Alors, que la majorité de la ville dort, elles restent éveillées et font tout un tas de projet.

Avez-vous déjà ressenti ce sentiment de liberté quand vous réalisez que vous êtes la seule personne à observer les étoiles et que le reste de la population a déjà plongé dans les bras de Morphée?

C'était exactement ce qu'elles ressentaient à cet instant, la nuit leur appartenait et ce, jusqu'à ce que la lune tire sa révérence et que le soleil éclaire le monde de sa lumière.

— Ali ?

La femme au verre de vin se tourne vers sa compagne, curieuse de savoir ce que celle-ci va lui dire.

La femme à la cigarette lui caresse la joue, scanne son visage, laisse ses yeux s'attarder sur sa bouche. Puis elle sourit, un vrai sourire qui monte jusqu'à ses yeux, qui lui donne cet air adorable, cet air angélique qui en charme plus d'un. Les étoiles se reflètent dans ses yeux, lui donnent ce côté scintillant comme l'étincelle du désir qui brûlent entre elles, comme cet amour ardent qu'elles ont l'une pour l'autre, ce feu qu'elles ont dans les veines et qui les rendent invincibles. Presque. Elles sont au-dessus de tout à cet instant.

La femme au verre de vin sait que la femme qui tient son coeur entre ses mains ne dira rien de plus. Elle voulait juste son attention. Mais elle n'a pas besoin de la demander, la femme au verre de vin la remarque toujours, ses yeux suivent chacun de ses mouvements, chacune de ses actions. Elle écoute chaque battement de son coeur, chacune de ses respirations, chacun de ses rires, chacun de ses mots, chacun de ses cris. Elle écoute même les larmes qui coulent, les larmes invisibles, celles qui ne vivent qu'au fond des âmes, celles qu'on ne montre jamais mais qu'on sent glisser dans chaque fibre du corps. Elle entend tous les doutes et tous les espoirs. C'est simple, elle n'entend et ne voit qu'elle, partout, tout le temps.

Et l'autre le sait, parce qu'elle aussi la remarque à chaque moment, à chaque endroit. Comme la lune qui suit la voiture dans la nuit. Elles sont l'une et l'autre cette lune, l'une et l'autre cette voiture.

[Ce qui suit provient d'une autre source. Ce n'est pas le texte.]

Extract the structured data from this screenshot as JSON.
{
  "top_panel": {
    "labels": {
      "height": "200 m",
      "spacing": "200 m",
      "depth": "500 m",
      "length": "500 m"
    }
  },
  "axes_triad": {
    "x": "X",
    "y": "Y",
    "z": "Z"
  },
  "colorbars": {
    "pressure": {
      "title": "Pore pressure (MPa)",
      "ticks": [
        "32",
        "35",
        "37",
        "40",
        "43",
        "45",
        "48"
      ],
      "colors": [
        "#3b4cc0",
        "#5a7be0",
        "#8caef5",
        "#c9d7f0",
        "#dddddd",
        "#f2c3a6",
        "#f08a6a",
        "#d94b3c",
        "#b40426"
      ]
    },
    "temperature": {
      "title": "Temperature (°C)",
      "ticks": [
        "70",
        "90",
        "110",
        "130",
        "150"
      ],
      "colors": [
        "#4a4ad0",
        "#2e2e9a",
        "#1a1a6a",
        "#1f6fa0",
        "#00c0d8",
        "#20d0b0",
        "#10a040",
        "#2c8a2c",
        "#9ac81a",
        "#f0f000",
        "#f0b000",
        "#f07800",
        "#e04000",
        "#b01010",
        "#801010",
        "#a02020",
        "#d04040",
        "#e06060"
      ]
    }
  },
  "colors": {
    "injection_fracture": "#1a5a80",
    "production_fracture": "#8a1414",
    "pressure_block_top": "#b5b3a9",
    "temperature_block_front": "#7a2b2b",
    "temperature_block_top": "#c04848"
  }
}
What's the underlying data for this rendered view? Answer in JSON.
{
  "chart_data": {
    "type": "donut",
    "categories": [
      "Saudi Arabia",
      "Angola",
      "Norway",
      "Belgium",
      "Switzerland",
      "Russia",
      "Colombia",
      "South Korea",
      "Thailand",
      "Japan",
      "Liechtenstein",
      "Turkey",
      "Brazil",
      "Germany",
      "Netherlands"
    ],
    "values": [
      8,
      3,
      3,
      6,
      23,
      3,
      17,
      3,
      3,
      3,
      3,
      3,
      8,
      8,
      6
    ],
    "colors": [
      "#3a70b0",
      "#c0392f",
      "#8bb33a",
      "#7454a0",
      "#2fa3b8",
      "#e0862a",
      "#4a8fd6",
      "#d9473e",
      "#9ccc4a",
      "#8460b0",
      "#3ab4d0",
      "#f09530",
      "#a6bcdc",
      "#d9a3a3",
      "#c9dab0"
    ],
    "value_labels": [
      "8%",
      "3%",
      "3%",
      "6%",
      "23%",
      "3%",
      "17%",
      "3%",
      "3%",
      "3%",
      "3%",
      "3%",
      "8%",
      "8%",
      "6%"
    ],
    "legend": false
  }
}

Et soudain, ce moment se brise. Comme le verre de cristal qui tombe, leur bulle éclate en mille morceaux. Elles savent ce que cela signifie. Elles savent que le moment du départ a sonné pour elles. Elles les entendent, ces sirènes qui crient au loin dans la ville, ces sirènes qui leur disent que bientôt tout pourrait basculer pour elles. Mais leur fin n'est pas proche encore. Elles ont encore du temps devant elles. C'est maintenant ou jamais, une minute de plus et leurs projets voleraient en éclats, finiront en cendre, se noieront dans les profondeurs de leurs imagination.

Alors elles se regardent, elles sont prêtes. Un éclair illumine le ciel, tragédie nocturne. Et comme lui, elles s'évanouissent dans la nature.

~

— L'Italie, tu as dit ?

Deux femmes sont devant l'aéroport, le jour reprend doucement sa place dans le ciel.

Il n'y a pas un chat, pas un bruit, faisant régner un air de fin du monde sur la ville.

La femme à la cigarette est maintenant la femme aux lunettes, et sa compagne a délaissé son verre de vin. Elle est désormais la femme au chapeau.

— Oui, comme à l'époque.

La femme au chapeau esquisse un sourire. Leurs rêves n'auront pas été gâchés.